The bureaucrat concerned is showing how in tune she is with the zeitgeist, of course. Circumlocution has become the primary mode of public discourse, either for the purposes of outright dissembling, or to make something sound much better than it is.
In a column a year ago, I took Wilson Parking to task for hiking their flat-fee evening rate in the city from $8 or $12 to $25 when the opera and the symphony orchestra were both on. The company ignored my requests for an interview but produced a statement that said prices had been "positioned slightly higher" than normal.
Now, in order to describe raising prices by 108 or 212 per cent as positioning them slightly higher you need either to be seriously deluded or attempting to pull the wool over someone's eyes. Conceivably, you could be both.
What Wilson meant was "we charged double or treble because we could and if you don't like it, tough". And what they meant when they said the top dog was too busy to talk to me was that I could get stuffed. It does not serve the interests of virtual monopolies to respond to public criticism. And it certainly does not serve their interests to say what they mean.
The great English writer George Orwell, whose Animal Farm most of us read at school, was a master of clear, simple and forceful prose. In his famous 1946 essay Politics and the English Language he referred to language "designed to make lies sound truthful ... and to give an appearance of solidity to pure wind".

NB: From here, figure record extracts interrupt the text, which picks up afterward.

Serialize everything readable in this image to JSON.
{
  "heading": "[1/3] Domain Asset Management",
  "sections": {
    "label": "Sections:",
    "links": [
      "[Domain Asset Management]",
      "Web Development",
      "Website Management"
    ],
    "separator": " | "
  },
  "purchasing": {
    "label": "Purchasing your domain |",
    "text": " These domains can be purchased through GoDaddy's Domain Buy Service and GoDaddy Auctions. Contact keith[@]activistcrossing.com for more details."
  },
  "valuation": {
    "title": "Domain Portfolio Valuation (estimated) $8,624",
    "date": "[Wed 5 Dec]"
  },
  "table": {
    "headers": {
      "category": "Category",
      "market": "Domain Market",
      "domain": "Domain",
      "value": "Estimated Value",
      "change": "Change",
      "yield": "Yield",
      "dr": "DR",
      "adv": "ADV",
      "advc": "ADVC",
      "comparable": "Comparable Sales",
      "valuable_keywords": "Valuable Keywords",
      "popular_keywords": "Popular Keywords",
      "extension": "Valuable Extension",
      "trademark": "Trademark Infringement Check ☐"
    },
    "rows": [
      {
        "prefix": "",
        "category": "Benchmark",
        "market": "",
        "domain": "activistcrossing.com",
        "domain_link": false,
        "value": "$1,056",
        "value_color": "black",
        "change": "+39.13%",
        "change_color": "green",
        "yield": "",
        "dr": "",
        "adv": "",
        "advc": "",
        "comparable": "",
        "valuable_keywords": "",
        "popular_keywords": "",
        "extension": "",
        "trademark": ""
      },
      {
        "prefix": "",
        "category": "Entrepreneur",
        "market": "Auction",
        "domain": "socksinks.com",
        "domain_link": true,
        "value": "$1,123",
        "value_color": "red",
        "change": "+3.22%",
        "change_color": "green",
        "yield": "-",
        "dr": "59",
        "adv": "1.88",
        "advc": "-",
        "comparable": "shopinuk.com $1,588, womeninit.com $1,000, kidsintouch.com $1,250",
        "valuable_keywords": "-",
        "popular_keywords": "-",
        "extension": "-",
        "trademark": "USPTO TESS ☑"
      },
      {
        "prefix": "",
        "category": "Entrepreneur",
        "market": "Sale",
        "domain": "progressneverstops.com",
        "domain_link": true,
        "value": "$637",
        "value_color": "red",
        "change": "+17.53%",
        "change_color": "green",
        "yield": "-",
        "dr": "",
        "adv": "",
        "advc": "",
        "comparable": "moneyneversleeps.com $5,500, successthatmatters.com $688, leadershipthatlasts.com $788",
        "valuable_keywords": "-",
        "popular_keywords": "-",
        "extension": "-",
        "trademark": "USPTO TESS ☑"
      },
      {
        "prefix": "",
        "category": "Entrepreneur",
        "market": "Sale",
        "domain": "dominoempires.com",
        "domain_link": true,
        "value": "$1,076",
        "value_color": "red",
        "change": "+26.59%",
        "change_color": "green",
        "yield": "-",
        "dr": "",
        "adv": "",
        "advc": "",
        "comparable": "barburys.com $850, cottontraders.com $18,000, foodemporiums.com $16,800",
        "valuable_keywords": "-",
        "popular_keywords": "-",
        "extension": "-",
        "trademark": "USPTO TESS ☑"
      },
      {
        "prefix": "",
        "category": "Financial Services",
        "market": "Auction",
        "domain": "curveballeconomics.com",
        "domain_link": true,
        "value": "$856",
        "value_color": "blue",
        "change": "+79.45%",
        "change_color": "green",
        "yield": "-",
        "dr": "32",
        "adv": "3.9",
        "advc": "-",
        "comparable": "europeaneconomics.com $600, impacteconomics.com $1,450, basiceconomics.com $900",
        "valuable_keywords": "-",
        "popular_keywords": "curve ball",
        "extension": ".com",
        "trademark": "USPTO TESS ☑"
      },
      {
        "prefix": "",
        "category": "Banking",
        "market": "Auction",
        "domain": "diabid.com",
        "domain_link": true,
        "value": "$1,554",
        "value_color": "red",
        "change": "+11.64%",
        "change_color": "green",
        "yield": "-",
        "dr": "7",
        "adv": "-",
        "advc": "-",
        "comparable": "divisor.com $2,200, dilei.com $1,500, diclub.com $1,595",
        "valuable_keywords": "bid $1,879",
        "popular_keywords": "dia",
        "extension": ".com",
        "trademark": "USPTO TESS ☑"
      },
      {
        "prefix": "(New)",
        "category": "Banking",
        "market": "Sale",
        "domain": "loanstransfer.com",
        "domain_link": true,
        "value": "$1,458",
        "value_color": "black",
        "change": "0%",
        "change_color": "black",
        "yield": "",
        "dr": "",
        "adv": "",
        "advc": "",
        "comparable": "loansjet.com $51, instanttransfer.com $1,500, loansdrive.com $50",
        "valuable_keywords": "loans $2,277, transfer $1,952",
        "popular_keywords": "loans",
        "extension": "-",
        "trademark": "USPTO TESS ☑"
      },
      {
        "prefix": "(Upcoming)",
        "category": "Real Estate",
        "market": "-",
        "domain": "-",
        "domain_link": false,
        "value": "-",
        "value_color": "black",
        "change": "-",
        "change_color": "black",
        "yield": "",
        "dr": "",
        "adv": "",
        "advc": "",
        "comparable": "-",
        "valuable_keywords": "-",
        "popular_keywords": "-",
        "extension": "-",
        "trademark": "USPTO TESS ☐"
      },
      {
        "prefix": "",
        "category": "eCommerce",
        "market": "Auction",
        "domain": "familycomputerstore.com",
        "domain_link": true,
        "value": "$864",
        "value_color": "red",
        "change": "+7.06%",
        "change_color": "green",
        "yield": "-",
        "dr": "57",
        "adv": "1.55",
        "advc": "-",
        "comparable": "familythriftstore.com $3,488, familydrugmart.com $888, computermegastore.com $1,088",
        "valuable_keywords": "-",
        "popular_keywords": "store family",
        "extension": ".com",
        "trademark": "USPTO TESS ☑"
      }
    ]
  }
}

It is a description he surely would have applied to the inflated utterances of the parking operator and the bureaucrat. The English language, he wrote, "becomes ugly and inaccurate because our thoughts are foolish, but the slovenliness of our language makes it easier for us to have foolish thoughts".
When your phone call is answered by a recorded voice saying "your call is important to us", do you feel chuffed that they would regard you with such affection and respect? Of course you don't. You know that the phrase is code for "this service is understaffed, you're probably ringing to complain and we are hoping that you will get tired of waiting and hang up".
I had a courier company email me last week to tell me that a parcel being sent to me was on the way. Quite what use such a notification is eludes me, but when they described their email as a "pre-alert advisory", I had to go and have a lie down at the sheer inanity of it all.
This is more than the quibble of an old pedant, which I have, quite accurately, been accused of being. We should all listen carefully to the choice of words of political and commercial interests. Those who ignore Orwell's instruction to "never use a long word where a short one will do" are almost certainly trying to put one across you. Treat them with suspicion.
This, my 145th column in this spot, is my last. Thanks to all those who have written, either to tell me that I wrote something worth reading or that I don't know my arse from my elbow. Both responses have been appreciated.